# PLEASE HELP: Wiring two light switches in one box



## jukim39 (Oct 13, 2011)

Hi all,
I have an electrical box that controls two lights - one indoor and one outdoor.  In an effort to replace one of the light switches to the one with timer, took the box apart without writing down which wires were which. 
So now there are 7 wires coming into the box and I am not sure what to do with them.  There are one black, one yellow coming up from the bottom on one side; one black, one yellow coming down from another side; and one black, two yellows coming down from another side.  I am guessing blacks are hot, yellows that come down/up with black is neutral and one last yellow wire is the ground??  But doesn't seem to work when I wirenut the neutrals together and attach blacks to the switches.  
Any help/advice greatly appreciated.
Thanks in advance.
JP


----------



## nealtw (Oct 13, 2011)

Is there another switch for one of the lights?


----------



## kok328 (Oct 13, 2011)

Do not guess at anything and do not wirenut wires together to test the combinations.
Black is consider a hot color as is yellow.
Yellow is never a ground color.
Wish I could help beyond that but, I'd just be guessing too.
You may want to get a volt/ohm meter and test wires for power and/or continuity to help determine the correct combination.
Best of luck to you.


----------



## jukim39 (Oct 14, 2011)

There are two switches to control two light sources.

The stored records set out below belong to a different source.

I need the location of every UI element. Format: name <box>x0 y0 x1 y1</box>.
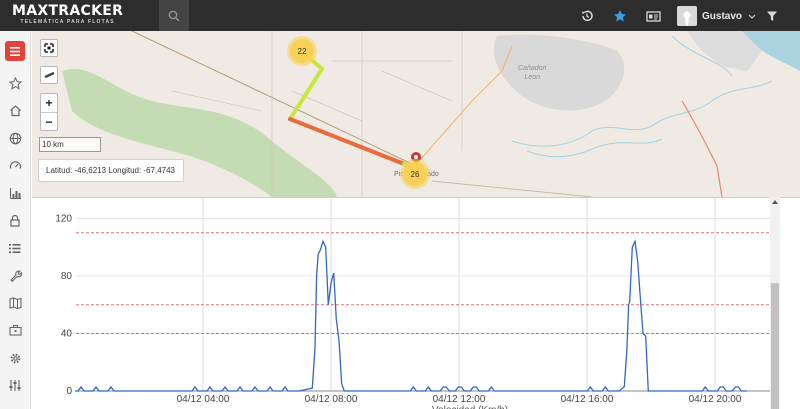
cluster-marker[interactable]: 22 <box>290 39 314 63</box>
map-icon <box>8 297 22 309</box>
sidebar-item-menu[interactable] <box>5 41 25 61</box>
x-tick-label: 04/12 08:00 <box>305 394 358 405</box>
sidebar-item-speed[interactable] <box>5 155 25 175</box>
speed-series-line <box>75 239 747 392</box>
sidebar-item-favorites[interactable] <box>5 73 25 93</box>
road-east <box>431 180 593 197</box>
history-button[interactable] <box>579 8 595 24</box>
home-icon <box>9 104 21 116</box>
speedometer-icon <box>9 160 21 169</box>
y-tick-label: 80 <box>61 271 73 282</box>
gear-icon <box>10 353 20 363</box>
scroll-thumb[interactable] <box>771 283 779 409</box>
sidebar-item-globe[interactable] <box>5 128 25 148</box>
sidebar-item-home[interactable] <box>5 100 25 120</box>
filter-button[interactable] <box>764 8 780 24</box>
sidebar-item-lock[interactable] <box>5 210 25 230</box>
star-icon <box>614 10 626 22</box>
chevron-down-icon <box>748 14 756 19</box>
sidebar-item-briefcase[interactable] <box>5 320 25 340</box>
sidebar-item-adjust[interactable] <box>5 375 25 395</box>
chart-scrollbar[interactable] <box>770 197 780 409</box>
list-icon <box>9 243 21 253</box>
sidebar-item-settings[interactable] <box>5 348 25 368</box>
zoom-in-button[interactable]: + <box>41 94 57 112</box>
fit-bounds-button[interactable] <box>40 39 58 57</box>
scroll-up-arrow-icon[interactable] <box>772 200 778 204</box>
user-name: Gustavo <box>702 10 743 22</box>
history-icon <box>582 10 593 22</box>
x-tick-label: 04/12 04:00 <box>177 394 230 405</box>
briefcase-icon <box>8 324 22 336</box>
speed-chart-svg: 0 40 80 120 04/12 04:00 04/12 08:00 04/12 12:0… <box>55 198 770 409</box>
avatar <box>677 6 697 26</box>
measure-button[interactable] <box>40 66 58 84</box>
place-label: Cañadon Leon <box>518 64 546 82</box>
highway-red <box>681 100 723 197</box>
top-bar: MAXTRACKER TELEMÁTICA PARA FLOTAS Gustav… <box>0 0 800 31</box>
map-scale: 10 km <box>39 137 101 152</box>
cluster-marker[interactable]: 26 <box>403 162 427 186</box>
map-view[interactable]: Cañadon Leon Pico Truncado 22 26 + − 10 … <box>32 31 800 197</box>
logo-tagline: TELEMÁTICA PARA FLOTAS <box>20 19 115 25</box>
lock-icon <box>10 214 20 227</box>
globe-icon <box>9 132 21 144</box>
vehicle-marker-icon[interactable] <box>411 152 421 162</box>
favorites-button[interactable] <box>612 8 628 24</box>
place-label-line2: Leon <box>524 74 540 81</box>
search-button[interactable] <box>159 0 189 31</box>
wrench-icon <box>9 269 22 282</box>
x-axis-title: Velocidad (Km/h) <box>432 405 508 409</box>
logo-text: MAXTRACKER <box>12 3 124 19</box>
y-tick-label: 120 <box>55 213 72 224</box>
x-tick-label: 04/12 16:00 <box>561 394 614 405</box>
user-menu[interactable]: Gustavo <box>677 6 756 26</box>
y-tick-label: 0 <box>66 386 72 397</box>
star-icon <box>8 76 22 90</box>
zoom-control: + − <box>40 93 58 131</box>
app-root: MAXTRACKER TELEMÁTICA PARA FLOTAS Gustav… <box>0 0 800 409</box>
river <box>526 138 663 158</box>
zoom-out-button[interactable]: − <box>41 112 57 130</box>
sidebar-item-reports[interactable] <box>5 183 25 203</box>
sidebar <box>0 31 31 409</box>
x-tick-label: 04/12 12:00 <box>433 394 486 405</box>
brand-logo[interactable]: MAXTRACKER TELEMÁTICA PARA FLOTAS <box>12 4 123 25</box>
x-tick-label: 04/12 20:00 <box>689 394 742 405</box>
sidebar-item-list[interactable] <box>5 238 25 258</box>
y-tick-label: 40 <box>61 328 73 339</box>
expand-icon <box>44 43 54 53</box>
sliders-icon <box>9 379 21 391</box>
speed-chart: 0 40 80 120 04/12 04:00 04/12 08:00 04/12 12:0… <box>32 197 800 409</box>
urban-area <box>493 34 625 111</box>
coordinates-readout: Latitud: -46,6213 Longitud: -67,4743 <box>38 159 184 182</box>
bar-chart-icon <box>9 187 21 199</box>
route-track-fast <box>288 117 406 166</box>
search-icon <box>168 10 180 21</box>
sidebar-item-map[interactable] <box>5 293 25 313</box>
hamburger-icon <box>10 46 20 56</box>
id-card-button[interactable] <box>645 8 661 24</box>
user-silhouette-icon <box>683 11 691 26</box>
ruler-icon <box>44 71 54 79</box>
place-label-line1: Cañadon <box>518 65 547 72</box>
filter-icon <box>767 11 777 21</box>
id-card-icon <box>645 10 661 22</box>
sidebar-item-tools[interactable] <box>5 265 25 285</box>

I took apart another light switch box to see how the wiring was done and confirmed that blacks were hot. Now i just have to figure out which ones are ground or neutral...
Thanks for your replies.


----------



## kok328 (Oct 14, 2011)

Keep in mind that the wiring may be a switch leg.
This means that you have hot coming in and hot going out of the switch.
This is often done with one romex wire where the neutral assumes the place of a hot wire returning to the fixture.
If possible, open up the light fixture to help you decipher what is going on and how it may be wired.


----------



## jukim39 (Oct 15, 2011)

Finally figured it out. So what i had was four blacks and three whites. One hot coming into the box and three pairs of load and neutral.  So i didnt have ground which threw me off. Out of the three pairs, two are from the light sources and the third goes out to another outlet. 
Thus, pigtailing hot into three blacks and wiring all the whites together solved the problem!
Thank you all for your insights. 
Regards,
JP


----------